Still at least I managed to get round the course with no punctures at the 3rd round of the WSS Mtb series at Wrinsted Court. This was despite 2 excursions into the bushes on the first 2 laps on an off camber corner, which was slightly embarrassing after telling the chap next to me on the start line who had never ridden the course to take it easy on that section. Not content with this, i decided to find a conveniently located hole after the bombhole section hidden by some weeds which meant the bike stopped but I didn't making for an over the handlebars incident. Not good as i was in pursuit of second place at that point.

By the start of the 5th and final lap second was in sight and I managed to catch him on the last hill. I caught him and attached immediately but I could see his shadow on my wheel as I glanced down. It was then flat out to try and drop him, I could have done with another hill to be honest but was left with a small section of single track with a bombhole before the tracked opened briefly uphill. I knew that he was going to counter attack here so went as hard as I could to get the all important hole shot before the last single track section before the final corner before the line. 

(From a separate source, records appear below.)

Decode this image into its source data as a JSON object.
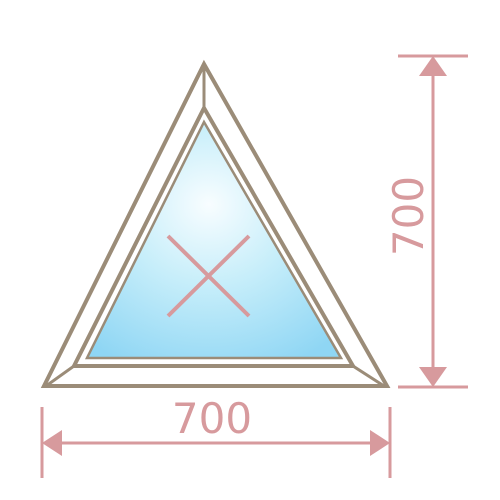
{
  "window": {
    "shape": "triangular fixed window",
    "frame_color": "#9b8c78",
    "frame_fill": "#ffffff",
    "glass_light": "#f8fdff",
    "glass_mid": "#c7eefa",
    "glass_edge": "#8fd6f4",
    "opening_symbol": "x-mark-fixed"
  },
  "dimensions": {
    "color": "#d79a9d",
    "width_label": "700",
    "height_label": "700"
  }
}
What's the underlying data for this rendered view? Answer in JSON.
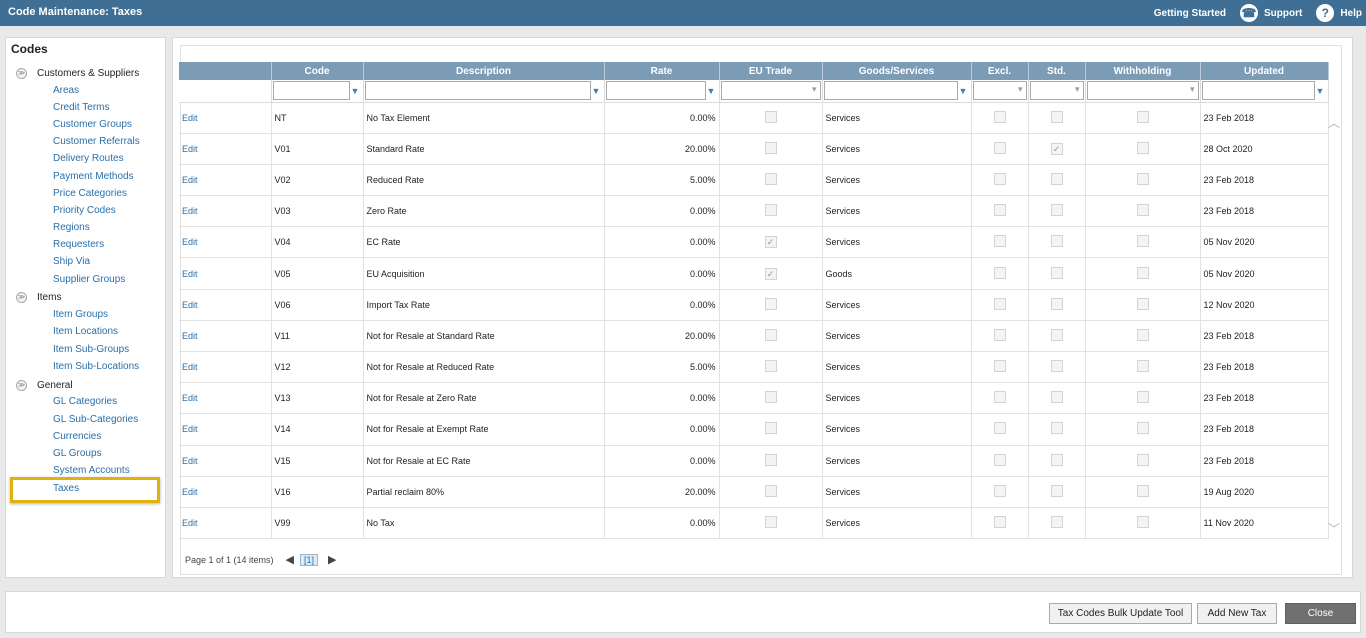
{
  "window": {
    "title": "Code Maintenance: Taxes"
  },
  "topbar": {
    "getting_started": "Getting Started",
    "support": "Support",
    "help": "Help"
  },
  "sidebar": {
    "title": "Codes",
    "groups": [
      {
        "label": "Customers & Suppliers",
        "items": [
          "Areas",
          "Credit Terms",
          "Customer Groups",
          "Customer Referrals",
          "Delivery Routes",
          "Payment Methods",
          "Price Categories",
          "Priority Codes",
          "Regions",
          "Requesters",
          "Ship Via",
          "Supplier Groups"
        ]
      },
      {
        "label": "Items",
        "items": [
          "Item Groups",
          "Item Locations",
          "Item Sub-Groups",
          "Item Sub-Locations"
        ]
      },
      {
        "label": "General",
        "items": [
          "GL Categories",
          "GL Sub-Categories",
          "Currencies",
          "GL Groups",
          "System Accounts",
          "Taxes"
        ]
      }
    ],
    "selected": "Taxes"
  },
  "grid": {
    "columns": [
      "",
      "Code",
      "Description",
      "Rate",
      "EU Trade",
      "Goods/Services",
      "Excl.",
      "Std.",
      "Withholding",
      "Updated"
    ],
    "edit_label": "Edit",
    "rows": [
      {
        "code": "NT",
        "description": "No Tax Element",
        "rate": "0.00%",
        "eu_trade": false,
        "goods_services": "Services",
        "excl": false,
        "std": false,
        "withholding": false,
        "updated": "23 Feb 2018"
      },
      {
        "code": "V01",
        "description": "Standard Rate",
        "rate": "20.00%",
        "eu_trade": false,
        "goods_services": "Services",
        "excl": false,
        "std": true,
        "withholding": false,
        "updated": "28 Oct 2020"
      },
      {
        "code": "V02",
        "description": "Reduced Rate",
        "rate": "5.00%",
        "eu_trade": false,
        "goods_services": "Services",
        "excl": false,
        "std": false,
        "withholding": false,
        "updated": "23 Feb 2018"
      },
      {
        "code": "V03",
        "description": "Zero Rate",
        "rate": "0.00%",
        "eu_trade": false,
        "goods_services": "Services",
        "excl": false,
        "std": false,
        "withholding": false,
        "updated": "23 Feb 2018"
      },
      {
        "code": "V04",
        "description": "EC Rate",
        "rate": "0.00%",
        "eu_trade": true,
        "goods_services": "Services",
        "excl": false,
        "std": false,
        "withholding": false,
        "updated": "05 Nov 2020"
      },
      {
        "code": "V05",
        "description": "EU Acquisition",
        "rate": "0.00%",
        "eu_trade": true,
        "goods_services": "Goods",
        "excl": false,
        "std": false,
        "withholding": false,
        "updated": "05 Nov 2020"
      },
      {
        "code": "V06",
        "description": "Import Tax Rate",
        "rate": "0.00%",
        "eu_trade": false,
        "goods_services": "Services",
        "excl": false,
        "std": false,
        "withholding": false,
        "updated": "12 Nov 2020"
      },
      {
        "code": "V11",
        "description": "Not for Resale at Standard Rate",
        "rate": "20.00%",
        "eu_trade": false,
        "goods_services": "Services",
        "excl": false,
        "std": false,
        "withholding": false,
        "updated": "23 Feb 2018"
      },
      {
        "code": "V12",
        "description": "Not for Resale at Reduced Rate",
        "rate": "5.00%",
        "eu_trade": false,
        "goods_services": "Services",
        "excl": false,
        "std": false,
        "withholding": false,
        "updated": "23 Feb 2018"
      },
      {
        "code": "V13",
        "description": "Not for Resale at Zero Rate",
        "rate": "0.00%",
        "eu_trade": false,
        "goods_services": "Services",
        "excl": false,
        "std": false,
        "withholding": false,
        "updated": "23 Feb 2018"
      },
      {
        "code": "V14",
        "description": "Not for Resale at Exempt Rate",
        "rate": "0.00%",
        "eu_trade": false,
        "goods_services": "Services",
        "excl": false,
        "std": false,
        "withholding": false,
        "updated": "23 Feb 2018"
      },
      {
        "code": "V15",
        "description": "Not for Resale at EC Rate",
        "rate": "0.00%",
        "eu_trade": false,
        "goods_services": "Services",
        "excl": false,
        "std": false,
        "withholding": false,
        "updated": "23 Feb 2018"
      },
      {
        "code": "V16",
        "description": "Partial reclaim 80%",
        "rate": "20.00%",
        "eu_trade": false,
        "goods_services": "Services",
        "excl": false,
        "std": false,
        "withholding": false,
        "updated": "19 Aug 2020"
      },
      {
        "code": "V99",
        "description": "No Tax",
        "rate": "0.00%",
        "eu_trade": false,
        "goods_services": "Services",
        "excl": false,
        "std": false,
        "withholding": false,
        "updated": "11 Nov 2020"
      }
    ]
  },
  "pager": {
    "summary": "Page 1 of 1 (14 items)",
    "current": "[1]"
  },
  "footer": {
    "bulk_update": "Tax Codes Bulk Update Tool",
    "add_new": "Add New Tax",
    "close": "Close"
  },
  "colors": {
    "titlebar": "#3f6f95",
    "header": "#7c9bb5",
    "link": "#2a6fa8",
    "highlight": "#e1b10c"
  }
}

He got me though out of the bombhole so we came round the corner with a bike length between us. I went for it, but sprinting is definitely not my forte. Still I gave it a shot but not quite enough in the end so 3rd it was. A good result you say, well there was on 4 finishers! Where are all the racers...we need more people to attend this event otherwise it will not be around next year at this rate. You can't tell me everyone was up at the Nationals in Glasgow or do people just not want to race XC anymore.

If only the finish line was a bit further up the hill!
All i know is that I think the time has come to purchase a full suspension bike. My body aches after these races now, so I look forward to another painful session of physio to free my back, neck and ribs up. I love the One One Race 29er but for recovery and less stress on my body I need a full suspension.....all donations gratefully received!